[authors: Larry Golub and Sam Sorich]
On July 23, 2012, we reported that the California Court of Appeal (Second Appellate District) held in Harris v. Superior Court that claims adjusters for two insurers were not exempt from California’s overtime compensation laws. More specifically, the court concluded that the duties of those adjusters functioned as the day-to-day operations of the insurers and were not “directly related to management policies or general business operations” to fall within exempt status under California law.
The Court of Appeal’s earlier decision in the case was reversed and remanded by the Supreme Court on December 29, 2011, and the intermediate court was told to apply the correct analysis. Consequently, our prior report expected this second decision, as issued by a divided panel of the Court of Appeal, again to be presented to the Supreme Court seeking a petition for review.
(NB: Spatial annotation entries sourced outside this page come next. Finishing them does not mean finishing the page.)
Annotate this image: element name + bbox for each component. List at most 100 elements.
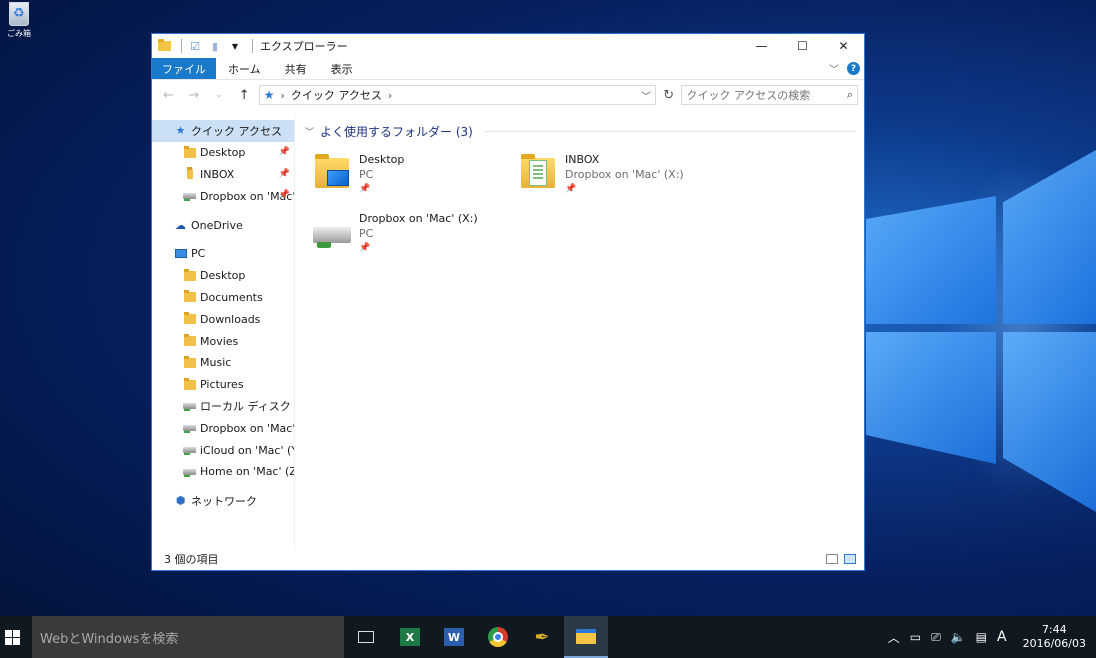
new-folder-icon[interactable]: ▮ (207, 39, 223, 53)
minimize-button[interactable]: — (741, 34, 782, 58)
nav-pc-pictures[interactable]: Pictures (152, 374, 294, 396)
start-button[interactable] (0, 616, 24, 658)
action-center-icon[interactable]: ▤ (976, 630, 987, 644)
maximize-button[interactable]: ☐ (782, 34, 823, 58)
task-view-button[interactable] (344, 616, 388, 658)
tile-dropbox[interactable]: Dropbox on 'Mac' (X:) PC 📌 (311, 211, 478, 256)
collapse-chevron-icon[interactable]: ﹀ (305, 125, 314, 138)
pin-icon: 📌 (359, 243, 371, 253)
divider (181, 39, 182, 53)
ribbon-tabs: ファイル ホーム 共有 表示 ﹀ ? (152, 58, 864, 80)
breadcrumb-chevron-icon[interactable]: › (388, 89, 392, 102)
volume-icon[interactable]: 🔈 (951, 630, 966, 644)
star-icon: ★ (175, 124, 186, 138)
pen-app-icon: ✒ (534, 626, 550, 648)
nav-pc-movies[interactable]: Movies (152, 330, 294, 352)
quick-access-star-icon: ★ (263, 88, 275, 102)
nav-quick-access[interactable]: ★ クイック アクセス (152, 120, 294, 142)
onedrive-cloud-icon: ☁ (175, 218, 186, 232)
nav-pc-downloads[interactable]: Downloads (152, 308, 294, 330)
tile-desktop[interactable]: Desktop PC 📌 (311, 152, 404, 197)
recycle-bin-label: ごみ箱 (7, 29, 31, 38)
large-icons-view-icon[interactable] (844, 554, 856, 564)
title-bar[interactable]: ☑ ▮ ▼ エクスプローラー — ☐ ✕ (152, 34, 864, 58)
nav-onedrive[interactable]: ☁ OneDrive (152, 214, 294, 236)
up-arrow-icon[interactable]: ↑ (234, 84, 255, 106)
explorer-taskbar-button[interactable] (564, 616, 608, 658)
system-tray: ︿ ▭ ⎚ 🔈 ▤ A 7:44 2016/06/03 (888, 616, 1096, 658)
forward-arrow-icon[interactable]: → (183, 84, 204, 106)
explorer-window: ☑ ▮ ▼ エクスプローラー — ☐ ✕ ファイル ホーム 共有 表示 ﹀ ? … (151, 33, 865, 571)
explorer-folder-icon (156, 39, 172, 53)
address-dropdown-chevron-icon[interactable]: ﹀ (641, 88, 651, 103)
breadcrumb-chevron-icon[interactable]: › (281, 89, 285, 102)
item-count: 3 個の項目 (164, 553, 219, 566)
desktop-window-pane (866, 332, 996, 464)
downloads-folder-icon (183, 312, 196, 325)
recycle-bin-icon (9, 2, 29, 26)
help-icon[interactable]: ? (847, 62, 860, 75)
nav-pc-music[interactable]: Music (152, 352, 294, 374)
excel-taskbar-button[interactable]: X (388, 616, 432, 658)
nav-pc-dropbox-drive[interactable]: Dropbox on 'Mac' (X:) (152, 417, 294, 439)
search-box[interactable]: ⌕ (681, 85, 858, 105)
nav-pc[interactable]: PC (152, 243, 294, 265)
chrome-taskbar-button[interactable] (476, 616, 520, 658)
frequent-folders-group-header[interactable]: ﹀ よく使用するフォルダー (3) (305, 122, 856, 140)
nav-pc-home-drive[interactable]: Home on 'Mac' (Z:) (152, 461, 294, 483)
clock[interactable]: 7:44 2016/06/03 (1023, 623, 1086, 651)
nav-quick-desktop[interactable]: Desktop 📌 (152, 142, 294, 164)
search-input[interactable] (686, 88, 847, 102)
word-taskbar-button[interactable]: W (432, 616, 476, 658)
clock-time: 7:44 (1041, 623, 1067, 636)
back-arrow-icon[interactable]: ← (158, 84, 179, 106)
tab-home[interactable]: ホーム (216, 58, 273, 79)
chrome-icon (488, 627, 508, 647)
nav-quick-inbox[interactable]: INBOX 📌 (152, 164, 294, 186)
tile-location: Dropbox on 'Mac' (X:) (565, 168, 684, 181)
tab-file[interactable]: ファイル (152, 58, 216, 79)
taskbar-search-box[interactable]: WebとWindowsを検索 (32, 616, 344, 658)
search-icon[interactable]: ⌕ (847, 88, 853, 102)
tile-inbox[interactable]: INBOX Dropbox on 'Mac' (X:) 📌 (517, 152, 684, 197)
pc-icon (174, 248, 187, 260)
nav-pc-documents[interactable]: Documents (152, 287, 294, 309)
documents-folder-icon (183, 290, 196, 303)
app-taskbar-button[interactable]: ✒ (520, 616, 564, 658)
nav-pc-icloud-drive[interactable]: iCloud on 'Mac' (Y:) (152, 439, 294, 461)
breadcrumb-quick-access[interactable]: クイック アクセス (291, 87, 382, 103)
recent-locations-chevron-icon[interactable]: ⌄ (208, 84, 229, 106)
taskbar-search-placeholder: WebとWindowsを検索 (40, 631, 179, 647)
pin-icon: 📌 (278, 146, 290, 157)
battery-icon[interactable]: ▭ (910, 630, 921, 644)
divider (484, 130, 856, 132)
desktop-window-pane (866, 196, 996, 324)
customize-quick-access-icon[interactable]: ▼ (227, 39, 243, 53)
ime-mode-indicator[interactable]: A (997, 629, 1007, 645)
taskbar: WebとWindowsを検索 X W ✒ ︿ ▭ ⎚ 🔈 ▤ A 7:44 20… (0, 616, 1096, 658)
expand-ribbon-chevron-icon[interactable]: ﹀ (829, 61, 839, 76)
network-drive-icon (183, 466, 196, 478)
show-hidden-icons-chevron-icon[interactable]: ︿ (888, 629, 900, 646)
tile-name: Dropbox on 'Mac' (X:) (359, 212, 478, 225)
address-bar[interactable]: ★ › クイック アクセス › ﹀ (258, 85, 656, 105)
nav-pc-desktop[interactable]: Desktop (152, 265, 294, 287)
window-title: エクスプローラー (260, 40, 348, 53)
network-status-icon[interactable]: ⎚ (931, 630, 941, 645)
close-button[interactable]: ✕ (823, 34, 864, 58)
nav-network[interactable]: ⬢ ネットワーク (152, 490, 294, 512)
details-view-icon[interactable] (826, 554, 838, 564)
properties-icon[interactable]: ☑ (187, 39, 203, 53)
movies-folder-icon (183, 334, 196, 347)
tile-name: INBOX (565, 153, 600, 166)
tab-view[interactable]: 表示 (319, 58, 365, 79)
refresh-icon[interactable]: ↻ (660, 88, 677, 103)
nav-pc-local-disk[interactable]: ローカル ディスク (C:) (152, 396, 294, 418)
tab-share[interactable]: 共有 (273, 58, 319, 79)
pin-icon: 📌 (278, 190, 290, 201)
desktop-folder-icon (183, 145, 196, 159)
nav-quick-dropbox[interactable]: Dropbox on 'Mac' (X:) 📌 (152, 185, 294, 207)
status-bar: 3 個の項目 (152, 548, 864, 570)
file-explorer-icon (576, 628, 596, 644)
recycle-bin-desktop-icon[interactable]: ごみ箱 (4, 2, 34, 39)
Indeed, Liberty Mutual Insurance Company and Golden Eagle Insurance Corporation, the insurers sued in the action, filed a Petition for Review on September 4, 2012, followed by a request to have the Court of Appeal’s decision depublished, as submitted by the California Employment Law Council.
On October 24, the Supreme Court ended the appellate proceedings in this case by (1) denying the Petition for Review and (2) depublishing the Court of Appeal decision. By this action, while the case is final as between the plaintiff claims adjusters and the insurers, the decision cannot be cited as authority in any other case.
With removal of this case from the precedential decisions of California law, the issue as to whether insurance adjusters in other cases and other contexts are exempt employees will continue to be litigated.